Il caporalmaggiore pugliese è solo l’ultimo militare italiano, in ordine di tempo, che ha deciso di uscire allo scoperto e di denunciare la sua malattia. Ormai è perfino difficile tenere un conto dei reduci dal teatro balcanico che si sono ammalati negli ultimi tempi. Anche le testimonianze, sembra che si somiglino tutte. Questa è l’ultima, del caporalmaggiore: «La chiamo "la roba" - dice il nostro militare - La osservo tutti i giorni sul mio petto. La "roba" è simile a un grosso bugno. Che cresce, che cresce. Adesso è un po’ di tempo che mi pare non cresca più. Prima ce l’avevo sul collo, una tumefazione. E’ lì che me ne sono accorto. Ora sul collo non ce l’ho più, si è sgonfiata. Ma la "roba" mi è spuntata sul petto.
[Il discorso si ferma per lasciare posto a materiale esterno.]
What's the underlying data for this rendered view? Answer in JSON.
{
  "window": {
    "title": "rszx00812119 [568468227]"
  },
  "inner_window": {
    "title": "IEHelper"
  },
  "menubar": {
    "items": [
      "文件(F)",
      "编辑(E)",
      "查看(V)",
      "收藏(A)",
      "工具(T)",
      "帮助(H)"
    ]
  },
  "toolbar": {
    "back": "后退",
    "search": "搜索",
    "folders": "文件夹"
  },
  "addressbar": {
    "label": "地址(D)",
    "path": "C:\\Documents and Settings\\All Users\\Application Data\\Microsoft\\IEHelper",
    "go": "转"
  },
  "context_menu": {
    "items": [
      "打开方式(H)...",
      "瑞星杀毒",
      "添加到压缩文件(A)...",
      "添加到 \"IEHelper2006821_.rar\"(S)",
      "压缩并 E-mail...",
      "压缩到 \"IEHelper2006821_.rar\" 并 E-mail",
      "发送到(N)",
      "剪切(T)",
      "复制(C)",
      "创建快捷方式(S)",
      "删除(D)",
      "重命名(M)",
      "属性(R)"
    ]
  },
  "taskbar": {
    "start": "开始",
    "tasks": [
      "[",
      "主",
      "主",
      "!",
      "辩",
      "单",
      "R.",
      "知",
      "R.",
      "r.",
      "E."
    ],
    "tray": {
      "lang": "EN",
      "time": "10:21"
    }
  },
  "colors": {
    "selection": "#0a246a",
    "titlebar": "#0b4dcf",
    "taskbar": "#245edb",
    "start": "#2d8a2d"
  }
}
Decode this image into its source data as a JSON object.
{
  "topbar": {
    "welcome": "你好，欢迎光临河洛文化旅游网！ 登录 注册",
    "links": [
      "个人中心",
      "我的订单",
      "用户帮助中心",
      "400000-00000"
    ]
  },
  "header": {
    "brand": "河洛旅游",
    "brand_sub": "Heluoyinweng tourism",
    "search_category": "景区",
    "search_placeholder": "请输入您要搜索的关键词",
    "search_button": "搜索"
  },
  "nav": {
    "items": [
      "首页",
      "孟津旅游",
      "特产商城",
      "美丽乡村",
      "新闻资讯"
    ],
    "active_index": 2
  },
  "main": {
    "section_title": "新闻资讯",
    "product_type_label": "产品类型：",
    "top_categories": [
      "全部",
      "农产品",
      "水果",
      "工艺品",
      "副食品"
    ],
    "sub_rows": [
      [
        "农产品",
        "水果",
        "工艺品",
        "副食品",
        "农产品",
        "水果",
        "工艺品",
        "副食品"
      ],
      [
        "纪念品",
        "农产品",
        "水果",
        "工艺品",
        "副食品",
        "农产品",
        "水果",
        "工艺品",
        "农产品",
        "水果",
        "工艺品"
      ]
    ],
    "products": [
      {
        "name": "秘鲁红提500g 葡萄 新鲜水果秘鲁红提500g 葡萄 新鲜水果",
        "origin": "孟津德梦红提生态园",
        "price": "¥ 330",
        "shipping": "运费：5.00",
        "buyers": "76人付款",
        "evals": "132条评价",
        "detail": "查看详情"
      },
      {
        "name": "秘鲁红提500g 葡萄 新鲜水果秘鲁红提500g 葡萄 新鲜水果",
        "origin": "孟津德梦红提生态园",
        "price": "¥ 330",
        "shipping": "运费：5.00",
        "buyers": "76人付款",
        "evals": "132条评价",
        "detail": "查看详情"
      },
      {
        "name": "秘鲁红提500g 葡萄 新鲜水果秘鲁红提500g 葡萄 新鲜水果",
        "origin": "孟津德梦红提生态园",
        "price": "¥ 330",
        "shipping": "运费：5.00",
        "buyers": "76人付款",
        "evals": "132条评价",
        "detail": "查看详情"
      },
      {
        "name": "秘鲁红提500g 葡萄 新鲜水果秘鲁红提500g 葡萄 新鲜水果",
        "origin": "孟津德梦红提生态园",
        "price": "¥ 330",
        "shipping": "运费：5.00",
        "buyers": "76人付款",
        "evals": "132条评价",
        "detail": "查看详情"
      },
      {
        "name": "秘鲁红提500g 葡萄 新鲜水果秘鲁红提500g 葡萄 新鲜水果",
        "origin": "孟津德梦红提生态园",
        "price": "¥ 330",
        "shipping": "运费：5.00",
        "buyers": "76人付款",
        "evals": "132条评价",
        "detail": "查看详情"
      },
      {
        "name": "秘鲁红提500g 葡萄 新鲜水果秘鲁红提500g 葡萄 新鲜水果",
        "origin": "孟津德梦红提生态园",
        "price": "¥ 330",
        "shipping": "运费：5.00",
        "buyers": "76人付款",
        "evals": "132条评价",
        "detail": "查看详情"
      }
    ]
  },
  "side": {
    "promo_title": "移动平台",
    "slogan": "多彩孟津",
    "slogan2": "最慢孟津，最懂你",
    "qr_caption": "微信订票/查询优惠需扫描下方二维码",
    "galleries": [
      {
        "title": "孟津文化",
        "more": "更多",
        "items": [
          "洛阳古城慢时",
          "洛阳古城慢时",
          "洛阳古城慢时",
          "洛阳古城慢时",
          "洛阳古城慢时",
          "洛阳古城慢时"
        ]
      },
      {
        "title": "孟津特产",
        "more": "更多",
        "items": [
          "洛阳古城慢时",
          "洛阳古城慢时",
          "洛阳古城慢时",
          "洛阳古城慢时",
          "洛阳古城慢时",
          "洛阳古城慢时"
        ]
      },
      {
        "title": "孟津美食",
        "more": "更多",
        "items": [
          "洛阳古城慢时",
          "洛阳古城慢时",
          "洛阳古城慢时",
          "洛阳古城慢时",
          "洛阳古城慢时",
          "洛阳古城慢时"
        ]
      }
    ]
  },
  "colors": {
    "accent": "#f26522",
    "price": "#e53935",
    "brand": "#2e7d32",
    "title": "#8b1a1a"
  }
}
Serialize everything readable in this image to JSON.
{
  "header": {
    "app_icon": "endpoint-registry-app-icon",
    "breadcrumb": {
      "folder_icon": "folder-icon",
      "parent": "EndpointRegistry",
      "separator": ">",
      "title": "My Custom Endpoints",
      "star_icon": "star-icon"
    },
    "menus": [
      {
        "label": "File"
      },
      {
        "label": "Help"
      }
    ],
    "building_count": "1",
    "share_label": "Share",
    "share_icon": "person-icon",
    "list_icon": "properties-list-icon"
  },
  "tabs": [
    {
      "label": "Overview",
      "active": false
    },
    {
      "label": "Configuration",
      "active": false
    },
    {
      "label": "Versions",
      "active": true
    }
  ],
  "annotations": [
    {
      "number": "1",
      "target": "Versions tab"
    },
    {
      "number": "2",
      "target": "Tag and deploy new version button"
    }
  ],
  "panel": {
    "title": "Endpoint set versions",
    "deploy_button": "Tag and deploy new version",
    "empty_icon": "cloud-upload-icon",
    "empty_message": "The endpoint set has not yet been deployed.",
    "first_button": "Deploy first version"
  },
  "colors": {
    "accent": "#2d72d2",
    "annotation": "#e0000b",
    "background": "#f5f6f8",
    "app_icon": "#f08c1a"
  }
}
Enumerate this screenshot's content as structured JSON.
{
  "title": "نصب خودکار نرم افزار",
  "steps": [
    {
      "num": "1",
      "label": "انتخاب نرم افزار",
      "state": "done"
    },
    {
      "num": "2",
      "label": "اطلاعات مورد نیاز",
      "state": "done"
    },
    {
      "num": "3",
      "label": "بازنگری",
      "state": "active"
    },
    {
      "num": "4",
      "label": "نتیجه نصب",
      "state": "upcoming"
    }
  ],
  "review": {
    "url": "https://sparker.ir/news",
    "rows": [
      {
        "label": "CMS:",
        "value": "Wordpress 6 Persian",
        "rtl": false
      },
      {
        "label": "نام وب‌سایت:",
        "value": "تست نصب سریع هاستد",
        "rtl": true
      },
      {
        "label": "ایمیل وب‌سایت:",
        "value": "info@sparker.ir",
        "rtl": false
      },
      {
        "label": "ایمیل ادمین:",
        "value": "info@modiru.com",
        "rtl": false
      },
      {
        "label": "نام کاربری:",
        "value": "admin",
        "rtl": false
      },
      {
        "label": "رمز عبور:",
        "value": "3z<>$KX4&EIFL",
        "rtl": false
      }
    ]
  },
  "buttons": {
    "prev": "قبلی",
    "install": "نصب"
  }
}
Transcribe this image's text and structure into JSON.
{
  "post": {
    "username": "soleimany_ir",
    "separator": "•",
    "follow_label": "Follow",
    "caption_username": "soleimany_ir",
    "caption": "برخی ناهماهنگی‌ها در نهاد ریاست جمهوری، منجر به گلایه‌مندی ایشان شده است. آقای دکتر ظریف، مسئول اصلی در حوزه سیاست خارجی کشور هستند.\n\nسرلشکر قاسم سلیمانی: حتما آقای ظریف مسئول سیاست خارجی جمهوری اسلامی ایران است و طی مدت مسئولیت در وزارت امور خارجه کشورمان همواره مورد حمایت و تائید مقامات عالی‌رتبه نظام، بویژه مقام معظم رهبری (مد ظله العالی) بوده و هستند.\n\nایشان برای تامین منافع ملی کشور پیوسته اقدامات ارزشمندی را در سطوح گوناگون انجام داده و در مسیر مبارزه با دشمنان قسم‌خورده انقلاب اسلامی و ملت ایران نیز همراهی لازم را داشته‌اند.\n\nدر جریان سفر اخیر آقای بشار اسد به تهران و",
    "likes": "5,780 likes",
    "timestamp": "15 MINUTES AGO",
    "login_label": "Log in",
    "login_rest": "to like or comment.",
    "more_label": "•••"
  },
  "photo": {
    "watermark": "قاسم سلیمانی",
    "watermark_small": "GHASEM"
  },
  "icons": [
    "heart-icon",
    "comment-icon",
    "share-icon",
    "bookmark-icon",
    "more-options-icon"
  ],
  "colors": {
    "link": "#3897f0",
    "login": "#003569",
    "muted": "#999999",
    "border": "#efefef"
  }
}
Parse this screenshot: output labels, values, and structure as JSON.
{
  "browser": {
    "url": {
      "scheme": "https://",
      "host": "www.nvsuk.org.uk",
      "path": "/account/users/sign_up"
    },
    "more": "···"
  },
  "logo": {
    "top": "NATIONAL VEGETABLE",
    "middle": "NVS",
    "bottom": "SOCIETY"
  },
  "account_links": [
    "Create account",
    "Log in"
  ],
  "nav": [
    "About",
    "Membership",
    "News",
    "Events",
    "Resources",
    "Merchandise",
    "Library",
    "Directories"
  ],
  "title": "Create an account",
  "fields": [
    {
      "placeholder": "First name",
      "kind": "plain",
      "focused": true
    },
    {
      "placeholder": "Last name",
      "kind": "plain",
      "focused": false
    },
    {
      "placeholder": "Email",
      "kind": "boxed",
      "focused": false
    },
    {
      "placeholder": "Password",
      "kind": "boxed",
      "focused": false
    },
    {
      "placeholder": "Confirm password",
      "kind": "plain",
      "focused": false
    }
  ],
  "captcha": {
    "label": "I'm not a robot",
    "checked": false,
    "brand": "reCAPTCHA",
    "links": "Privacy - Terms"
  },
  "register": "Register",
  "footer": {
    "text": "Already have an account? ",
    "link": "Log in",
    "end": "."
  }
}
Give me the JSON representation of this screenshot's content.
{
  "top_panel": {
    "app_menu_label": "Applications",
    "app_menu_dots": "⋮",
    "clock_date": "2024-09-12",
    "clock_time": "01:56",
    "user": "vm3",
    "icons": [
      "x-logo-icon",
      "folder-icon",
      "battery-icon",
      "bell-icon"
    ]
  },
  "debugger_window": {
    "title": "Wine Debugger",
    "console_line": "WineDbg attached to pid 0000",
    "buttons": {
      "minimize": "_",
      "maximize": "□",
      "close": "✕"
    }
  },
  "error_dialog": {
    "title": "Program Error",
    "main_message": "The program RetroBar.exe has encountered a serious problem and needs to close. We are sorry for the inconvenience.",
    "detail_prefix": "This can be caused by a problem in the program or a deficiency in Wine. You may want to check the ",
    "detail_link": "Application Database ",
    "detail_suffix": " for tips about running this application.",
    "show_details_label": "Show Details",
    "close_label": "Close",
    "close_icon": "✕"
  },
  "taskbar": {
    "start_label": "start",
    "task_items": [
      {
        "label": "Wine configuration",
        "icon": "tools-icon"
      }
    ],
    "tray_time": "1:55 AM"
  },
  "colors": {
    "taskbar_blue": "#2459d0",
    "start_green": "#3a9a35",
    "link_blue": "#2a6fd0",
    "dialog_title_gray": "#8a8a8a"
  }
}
La diagnosi: linfoma di Hodgkin. Se ho sospetti? No, non ne ho. Non so che cosa pensare. Io in Bosnia ero cuoco. I pericoli? L’unico pericolo, ci dicevano, poteva venirci dalle mine. Ora devo fare un’altra visita, il 10 gennaio. Ho chiesto l’aspettativa dal lavoro, ma a marzo anche l’aspettativa finirà...».

Questa storia dell’aspettativa che finisce è un caso nel caso. Il nostro caporalmaggiore non ce lo ha detto, per lui ha parlato il maresciallo Domenico Leggiero, membro dell’Osservatorio e del Cocer. E ha rivelato, il maresciallo, che il caporalmaggiore malato è da quattro mesi senza stipendio e che se si vuole curare si deve curare di tasca sua. Il quale caporalmaggiore avendo diritto a due anni di aspettativa ed essendo prossimi alla scadenza questi due anni, si ritroverà prossimamente anche licenziato.

Si diceva che queste tragiche storie si somigliano tutte. Appena ieri Falco Accame, presidente dell’Anavafaf (l’associazione dei familiari delle vittime delle Forze armate) ha denunciato il caso di un sottufficiale degli alpini di Feltre che «ammalatosi di tumore dopo essere stato in servizio in Bosnia, è costretto a pagarsi di tasca sua le cure chemioterapiche per circa sei milioni di lire». La vicenda del sottufficiale è, secondo Accame, «un caso di completa mancanza di assistenza dei comandi militari a un loro dipendente, malato di tumore». Accame ha anche sostenuto che il trattamento medico dovrebbe essere a carico dello Stato, poiché «le norme di sicurezza relative all’uranio, impartite anche ai nostri militari, stabiliscono un nesso inequivocabile tra l’esposizione all’uranio e le patologie che possono derivarne, come appunto i tumori».

Il maresciallo Leggiero spiega che i medici che visiteranno il 10 gennaio il caporalmaggiore Di Giacobbe non potranno negargli altri sessanta giorni di convalescenza. «Con quei sessanta giorni lui è fuori dall’Esercito - dice Leggiero - L’aspettativa non lo "coprirà" più. E’ questa la tutela del personale?», si chiede il maresciallo, denunciando per sovrammercato molti altri casi di militari malati che, dal punto di vista amministrativo, stanno nelle stesse condizioni del caporalmaggiore pugliese. «E’ per questo che l’Osservatorio - aggiunge Leggiero - ha aperto un conto corrente di solidarietà nei confronti di quelle che chiamiamo "vittime della pace". Se raggranelliamo i soldi necessari, prenderemo noi il caporalmaggiore Di Giacobbe e lo porteremo a curarsi in Francia, in un centro specializzato. Se l’amministrazione dello Stato non ci pensa, ci penseremo noi».  Registriamo intanto la presa di posizione dell’Angesol (associazione dei genitori dei soldati in servizio di leva) che ha chiesto al Capo dello Stato e ai vertici della Difesa «il ritiro immediato dei militari italiani nei Balcani». Anche se, in tutta l’area balcanica, non c’è un solo militare di leva.